Когда я протянул к ней руку, она втянула ножки и камнем свалилась на землю. Учитель нагнулся, поднял ее и положил в маленькую банку с хлороформом.
— Она такая твердая, — объяснил он, — что только молотком можно вбить в нее булавку.
Старики выпили по дюжине чашек чаю, съели полкило маслин, и в три часа утра Пинес заявил, что намерен вернуться домой, и если поймает распутника, то «горек будет его конец».
Он открыл дверь, на мгновение застыл, вглядываясь в темноту, потом повернулся и сказал дедушке, что боится, потому что вспомнил о гиене.
— Гиена давно умерла, Яков, — сказал дедушка. — Кто лучше тебя знает, что она умерла. Можешь быть спокоен.
— Каждое поколение выращивает новых врагов, — мрачно сказал Пинес и вышел.
В теплой чаще ночи шел он «по тонкой корочке, на которой образовалось все живое», брел к себе домой, размышляя, я уверен, обо всех тех опасных и коварных врагах, которые неустанно рождались и кишели повсюду, всплывая из тьмы его кошмаров, точно пузыри из глубин мутного и бесформенного прошлого.

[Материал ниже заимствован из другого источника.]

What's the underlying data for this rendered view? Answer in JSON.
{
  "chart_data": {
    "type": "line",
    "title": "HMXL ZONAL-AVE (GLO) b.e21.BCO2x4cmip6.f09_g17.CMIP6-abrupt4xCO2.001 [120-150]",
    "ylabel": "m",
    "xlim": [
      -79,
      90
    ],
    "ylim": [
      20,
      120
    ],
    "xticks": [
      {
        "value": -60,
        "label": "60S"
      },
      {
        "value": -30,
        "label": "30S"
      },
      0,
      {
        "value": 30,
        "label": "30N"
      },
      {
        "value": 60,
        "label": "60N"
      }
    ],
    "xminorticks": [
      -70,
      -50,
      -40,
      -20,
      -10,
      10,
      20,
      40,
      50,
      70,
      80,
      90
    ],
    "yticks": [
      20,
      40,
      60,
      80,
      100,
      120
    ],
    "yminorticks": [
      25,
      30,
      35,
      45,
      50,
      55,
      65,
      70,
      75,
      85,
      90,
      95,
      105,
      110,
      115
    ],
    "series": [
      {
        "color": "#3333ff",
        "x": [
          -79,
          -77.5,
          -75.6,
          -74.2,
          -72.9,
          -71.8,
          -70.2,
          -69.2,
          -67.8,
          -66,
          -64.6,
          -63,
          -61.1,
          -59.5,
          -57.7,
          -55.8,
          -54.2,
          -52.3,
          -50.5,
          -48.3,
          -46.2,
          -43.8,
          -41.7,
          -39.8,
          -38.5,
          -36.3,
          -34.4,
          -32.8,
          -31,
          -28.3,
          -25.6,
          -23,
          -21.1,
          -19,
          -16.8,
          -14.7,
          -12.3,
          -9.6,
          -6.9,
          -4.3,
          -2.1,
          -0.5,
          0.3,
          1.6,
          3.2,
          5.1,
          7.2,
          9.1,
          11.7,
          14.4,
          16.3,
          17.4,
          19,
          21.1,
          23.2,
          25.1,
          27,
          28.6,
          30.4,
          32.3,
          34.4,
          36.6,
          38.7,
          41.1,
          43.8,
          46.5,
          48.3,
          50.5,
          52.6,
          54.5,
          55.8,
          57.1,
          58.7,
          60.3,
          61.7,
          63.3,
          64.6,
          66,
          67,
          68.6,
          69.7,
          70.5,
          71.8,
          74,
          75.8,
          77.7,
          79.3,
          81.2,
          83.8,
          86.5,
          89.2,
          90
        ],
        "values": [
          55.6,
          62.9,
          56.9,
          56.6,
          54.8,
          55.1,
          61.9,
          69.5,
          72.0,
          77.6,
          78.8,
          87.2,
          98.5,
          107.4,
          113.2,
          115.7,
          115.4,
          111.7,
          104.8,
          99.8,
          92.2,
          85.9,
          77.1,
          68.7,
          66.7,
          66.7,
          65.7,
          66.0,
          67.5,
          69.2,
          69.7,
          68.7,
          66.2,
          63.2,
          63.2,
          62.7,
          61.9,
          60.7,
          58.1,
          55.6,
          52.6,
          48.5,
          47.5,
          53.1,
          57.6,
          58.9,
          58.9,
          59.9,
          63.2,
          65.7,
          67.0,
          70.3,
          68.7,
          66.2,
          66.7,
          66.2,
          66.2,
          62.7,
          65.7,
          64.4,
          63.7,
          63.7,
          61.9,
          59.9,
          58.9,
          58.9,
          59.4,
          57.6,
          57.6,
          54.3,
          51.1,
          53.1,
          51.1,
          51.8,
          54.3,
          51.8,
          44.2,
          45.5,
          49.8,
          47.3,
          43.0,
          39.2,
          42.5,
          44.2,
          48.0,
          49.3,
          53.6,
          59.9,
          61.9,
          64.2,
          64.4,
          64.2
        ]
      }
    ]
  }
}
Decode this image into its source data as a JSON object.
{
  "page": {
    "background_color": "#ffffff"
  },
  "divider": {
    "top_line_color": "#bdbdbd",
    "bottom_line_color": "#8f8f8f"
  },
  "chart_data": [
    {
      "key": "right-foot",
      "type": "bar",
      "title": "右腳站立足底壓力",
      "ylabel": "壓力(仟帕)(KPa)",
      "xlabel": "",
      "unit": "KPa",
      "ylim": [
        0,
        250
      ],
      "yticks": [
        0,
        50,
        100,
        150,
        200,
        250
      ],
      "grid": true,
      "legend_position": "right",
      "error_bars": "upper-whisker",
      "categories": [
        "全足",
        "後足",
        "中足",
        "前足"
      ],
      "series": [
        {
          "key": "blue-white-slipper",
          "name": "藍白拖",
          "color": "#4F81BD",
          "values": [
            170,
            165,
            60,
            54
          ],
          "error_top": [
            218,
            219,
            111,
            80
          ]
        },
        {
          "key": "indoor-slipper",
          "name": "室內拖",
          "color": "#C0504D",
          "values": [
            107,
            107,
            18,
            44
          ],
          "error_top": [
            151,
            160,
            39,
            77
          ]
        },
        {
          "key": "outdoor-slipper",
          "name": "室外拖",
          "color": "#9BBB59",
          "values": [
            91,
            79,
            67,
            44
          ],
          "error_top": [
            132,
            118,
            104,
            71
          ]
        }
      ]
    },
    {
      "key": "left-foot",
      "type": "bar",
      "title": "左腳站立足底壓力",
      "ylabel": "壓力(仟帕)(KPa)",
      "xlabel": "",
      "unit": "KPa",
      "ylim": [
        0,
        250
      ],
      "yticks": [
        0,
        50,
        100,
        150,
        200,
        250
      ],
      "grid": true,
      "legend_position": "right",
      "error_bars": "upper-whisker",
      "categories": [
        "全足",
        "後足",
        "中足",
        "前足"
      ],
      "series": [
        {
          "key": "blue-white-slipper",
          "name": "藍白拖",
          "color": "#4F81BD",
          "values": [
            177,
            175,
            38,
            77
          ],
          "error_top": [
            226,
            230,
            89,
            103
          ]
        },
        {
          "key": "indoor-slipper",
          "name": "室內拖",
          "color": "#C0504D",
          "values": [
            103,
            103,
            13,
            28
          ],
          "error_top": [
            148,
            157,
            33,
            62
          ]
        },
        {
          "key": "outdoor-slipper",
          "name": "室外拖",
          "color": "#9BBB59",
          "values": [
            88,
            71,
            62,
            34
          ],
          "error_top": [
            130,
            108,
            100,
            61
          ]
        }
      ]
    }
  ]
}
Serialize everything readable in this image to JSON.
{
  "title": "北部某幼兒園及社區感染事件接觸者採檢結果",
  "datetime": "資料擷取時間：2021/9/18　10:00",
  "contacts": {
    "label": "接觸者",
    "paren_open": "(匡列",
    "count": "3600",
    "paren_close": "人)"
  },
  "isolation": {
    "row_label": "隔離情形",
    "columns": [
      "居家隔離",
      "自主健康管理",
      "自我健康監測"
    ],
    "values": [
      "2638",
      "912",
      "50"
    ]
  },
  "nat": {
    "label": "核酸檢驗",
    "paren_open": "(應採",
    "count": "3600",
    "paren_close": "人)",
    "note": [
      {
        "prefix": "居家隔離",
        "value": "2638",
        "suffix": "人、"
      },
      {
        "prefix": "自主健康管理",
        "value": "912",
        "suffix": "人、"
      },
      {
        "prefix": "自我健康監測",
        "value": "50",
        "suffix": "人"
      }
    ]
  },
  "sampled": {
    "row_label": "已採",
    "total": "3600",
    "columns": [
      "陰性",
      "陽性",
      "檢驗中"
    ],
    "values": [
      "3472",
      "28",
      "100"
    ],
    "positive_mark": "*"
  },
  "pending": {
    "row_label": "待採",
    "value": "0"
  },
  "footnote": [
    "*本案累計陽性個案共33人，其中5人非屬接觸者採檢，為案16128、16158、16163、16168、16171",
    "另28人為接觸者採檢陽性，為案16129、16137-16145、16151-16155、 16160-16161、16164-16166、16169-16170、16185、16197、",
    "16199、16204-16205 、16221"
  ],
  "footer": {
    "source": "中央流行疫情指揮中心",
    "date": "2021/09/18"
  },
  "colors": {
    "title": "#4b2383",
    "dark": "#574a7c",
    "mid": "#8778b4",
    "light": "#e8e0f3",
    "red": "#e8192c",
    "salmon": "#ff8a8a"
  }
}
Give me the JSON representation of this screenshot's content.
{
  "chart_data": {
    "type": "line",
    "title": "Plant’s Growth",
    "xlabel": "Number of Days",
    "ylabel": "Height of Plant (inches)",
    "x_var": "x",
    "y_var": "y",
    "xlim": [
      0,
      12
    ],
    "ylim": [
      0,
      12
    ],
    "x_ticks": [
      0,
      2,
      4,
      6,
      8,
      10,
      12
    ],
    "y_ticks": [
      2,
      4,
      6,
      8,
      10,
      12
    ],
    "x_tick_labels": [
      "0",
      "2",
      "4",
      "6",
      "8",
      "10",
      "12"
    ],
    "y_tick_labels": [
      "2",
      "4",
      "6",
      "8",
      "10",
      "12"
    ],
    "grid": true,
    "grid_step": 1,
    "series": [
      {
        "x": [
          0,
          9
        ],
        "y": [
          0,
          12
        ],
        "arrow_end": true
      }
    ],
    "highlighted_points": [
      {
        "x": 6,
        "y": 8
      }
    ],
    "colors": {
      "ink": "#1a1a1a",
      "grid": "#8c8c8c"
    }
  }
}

Он чуял беззвучно поджидавшего во мраке мангуста и видел криво усмехающуюся морду дикой кошки, неслышно ступавшей шелковистыми лапами по тропе убийств и разбоя. Мыши-полевки подтачивали труд пахаря в пшеничных полях, а под клетчатым полотнищем пашен, садов и жнивья ярилось самое страшное из легендарных чудищ: Великое Болото, которое отцы-основатели заточили под землю, — ярилось, и пучилось, и выжидало первых признаков сомненья. Подняв глаза, он видел далеко на западе багровое зарево большого города, притаившегося за голубой горой. Зарево опасных соблазнов — экслуатации и коррупции, легких заработков, дешевых плотских утех и непристойных подмигиваний.